Risponde Riccardo: “Sì, ci siamo abituati. Però il supporto ha sempre influenzato la creazione. Prima c'erano i 45 giri, allora si facevano i singoli, poi è stato inventato l’album, e sono nati gli album, quindi i progetti prevedevano più canzoni e i singoli erano solo estratti da un album. Adesso sono passati parecchi anni. Comunque lo streaming ha di nuovo cambiato il pubblico. Chi ascolta la musica in streaming è soprattutto un pubblico di adolescenti. Un tempo gli album se li potevano permettere gli studenti, gli universitari, soprattutto chi iniziava a lavorare, adesso lo streaming è più che altro degli adolescenti, perché sono quelli che hanno più tempo, ascoltano di più, quindi fanno più numeri, e quindi anche le case discografiche spingono musica per adolescenti. Non c'è niente di male, però ovviamente la musica per adolescenti, a livello di contenuti, è un po’ più semplice".

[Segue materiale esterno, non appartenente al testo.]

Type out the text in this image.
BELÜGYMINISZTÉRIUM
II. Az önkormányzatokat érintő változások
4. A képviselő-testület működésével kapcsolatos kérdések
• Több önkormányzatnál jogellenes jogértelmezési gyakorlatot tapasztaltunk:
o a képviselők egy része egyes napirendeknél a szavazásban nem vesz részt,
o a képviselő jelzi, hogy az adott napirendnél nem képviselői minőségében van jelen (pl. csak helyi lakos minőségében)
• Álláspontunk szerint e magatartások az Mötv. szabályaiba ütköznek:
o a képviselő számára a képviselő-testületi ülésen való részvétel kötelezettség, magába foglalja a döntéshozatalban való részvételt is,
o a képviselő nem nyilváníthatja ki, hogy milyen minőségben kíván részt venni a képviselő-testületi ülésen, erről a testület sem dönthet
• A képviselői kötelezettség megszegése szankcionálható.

C'è meno ricerca secondo voi?
Risponde Riccardo: "C’è meno ricerca, perché si punta su altro. Però la musica è suonata, i musicisti che suonano sono molto bravi, il pubblico interessato c’è e magari non sa neanche di essere interessato, perché non gli arriva questa offerta. Magari sono un po’ presuntuoso, ma spero che queste operazioni di ristampa e di riproposizione non siano solo qualcosa per i nostalgici, ma anche per i ragazzi, per gente nuova che dice ‘andiamo a vedere come si suonava la musica qualche anno fa’".
Che aspettative avete?
Risponde Riccardo: “Io credo che siamo all’altezza di fare una bella impressione, mettiamola così. Penso anche che un disco come ‘Il Ville’ non sia facile, se uno non lo conosce, se non ha vissuto quel momento lì, probabilmente il primo ascolto è ostico. E spiazzante anche, perché è molto oscuro. Lo era all’epoca e penso che adesso lo sia ancora di più. Però se gli si dà una seconda e una terza possibilità, poi si apre un mondo".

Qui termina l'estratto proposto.